In one of the few studies with rectal cancer patients submitted to nCRT, miR-21 expression was evaluated in macrodissected tumor tissue before and after treatment, and in normal rectal tissue from resection specimen [52]. There was no significant difference on miR-21 expression level between pre and post-treatment tumor samples as well as between post-treatment tumor and normal tissues.

miRNAs’ functions are usually inferred through the identification of their target genes. Considering the negative regulation imposed by miRNAs it can be assumed that they perform an opposite role of their targets. Searching for the expression of miR-21-5p targets in our samples, we found an interesting negative correlation for SATB1 gene and miR-21-5p expression. As expected, when we compared SATB1 expression among complete and incomplete responders, a significantly higher expression was observed in incomplete responders. SATB1 is a chromatin modifier and it has also been shown to be a MDR gene in several cancer types [25],[53],[54].

As mentioned, although other authors have shown that miR-21-5p can regulate the expression of other target genes such as PTEN and MSH2, and therefore be associated with worse response to therapy, we did not observe an inverse correlation between the expression of any these target genes and of miR-21-5p in our samples. Therefore, as miRNAs’ function can be tissue specific, we hypothesize that, in the context of rectal cancer samples, miR-21-5p might not be involved on the regulation of these target genes.
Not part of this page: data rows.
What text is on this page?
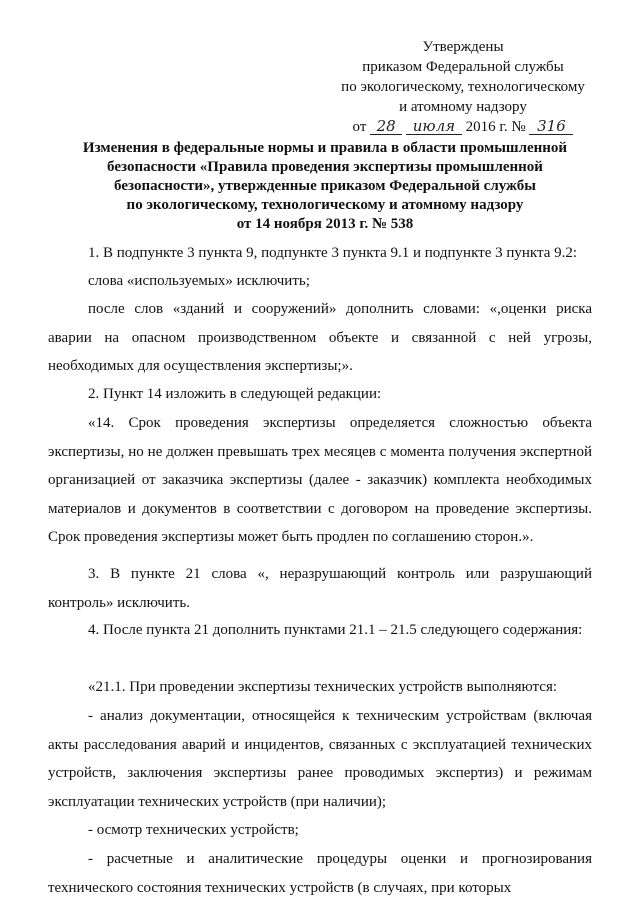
Утверждены
приказом Федеральной службы
по экологическому, технологическому
и атомному надзору
от 28 июля 2016 г. № 316
Изменения в федеральные нормы и правила в области промышленной
безопасности «Правила проведения экспертизы промышленной
безопасности», утвержденные приказом Федеральной службы
по экологическому, технологическому и атомному надзору
от 14 ноября 2013 г. № 538
1. В подпункте 3 пункта 9, подпункте 3 пункта 9.1 и подпункте 3 пункта 9.2:
слова «используемых» исключить;
после слов «зданий и сооружений» дополнить словами: «,оценки риска аварии на опасном производственном объекте и связанной с ней угрозы, необходимых для осуществления экспертизы;».
2. Пункт 14 изложить в следующей редакции:
«14. Срок проведения экспертизы определяется сложностью объекта экспертизы, но не должен превышать трех месяцев с момента получения экспертной организацией от заказчика экспертизы (далее - заказчик) комплекта необходимых материалов и документов в соответствии с договором на проведение экспертизы. Срок проведения экспертизы может быть продлен по соглашению сторон.».
3. В пункте 21 слова «, неразрушающий контроль или разрушающий контроль» исключить.
4. После пункта 21 дополнить пунктами 21.1 – 21.5 следующего содержания:
«21.1. При проведении экспертизы технических устройств выполняются:
- анализ документации, относящейся к техническим устройствам (включая акты расследования аварий и инцидентов, связанных с эксплуатацией технических устройств, заключения экспертизы ранее проводимых экспертиз) и режимам эксплуатации технических устройств (при наличии);
- осмотр технических устройств;
- расчетные и аналитические процедуры оценки и прогнозирования технического состояния технических устройств (в случаях, при которых
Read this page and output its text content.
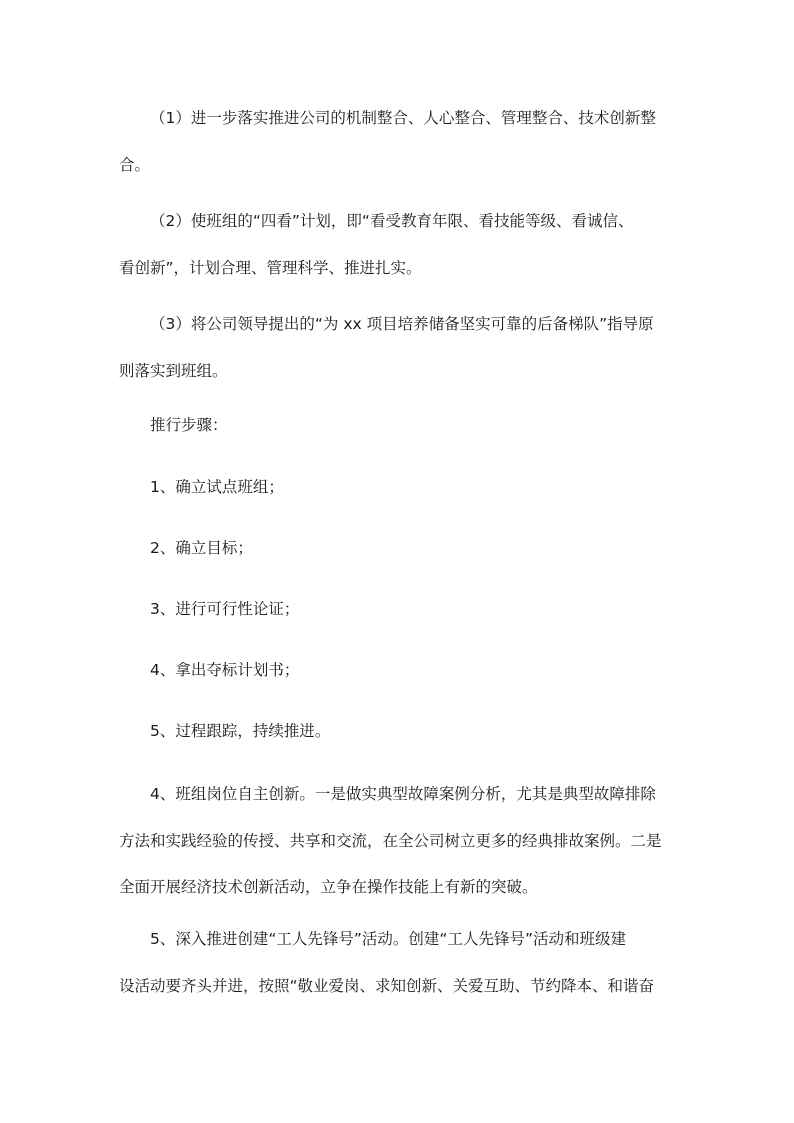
（1）进一步落实推进公司的机制整合、人心整合、管理整合、技术创新整
合。
（2）使班组的“四看”计划，即“看受教育年限、看技能等级、看诚信、
看创新”，计划合理、管理科学、推进扎实。
（3）将公司领导提出的“为 xx 项目培养储备坚实可靠的后备梯队”指导原
则落实到班组。
推行步骤：
1、确立试点班组；
2、确立目标；
3、进行可行性论证；
4、拿出夺标计划书；
5、过程跟踪，持续推进。
4、班组岗位自主创新。一是做实典型故障案例分析，尤其是典型故障排除
方法和实践经验的传授、共享和交流，在全公司树立更多的经典排故案例。二是
全面开展经济技术创新活动，立争在操作技能上有新的突破。
5、深入推进创建“工人先锋号”活动。创建“工人先锋号”活动和班级建
设活动要齐头并进，按照“敬业爱岗、求知创新、关爱互助、节约降本、和谐奋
Finally, we have also performed functional experiments with two different cancer cell lines. We not only confirmed the regulation of SATB1 expression by miR-21-5p but more importantly, we have confirmed that miR-21-5p and SATB1 play a direct role in response to in vitro chemoradiation.

Conclusions

We have identified miR-21-5p as a promising predictive marker for response to nCRT in rectal cancer patients. Patients with cCR based on very stringent criteria and high levels of miR-21-5p expression may be ideal candidates for alternative treatment strategies to radical surgery including a watch and wait approach. Further validation of these findings in larger cohorts may lead to the inclusion of this miRNA-based test in standard workup of patients prior to nCRT and help in clinical decision-making for patients with apparent cCR.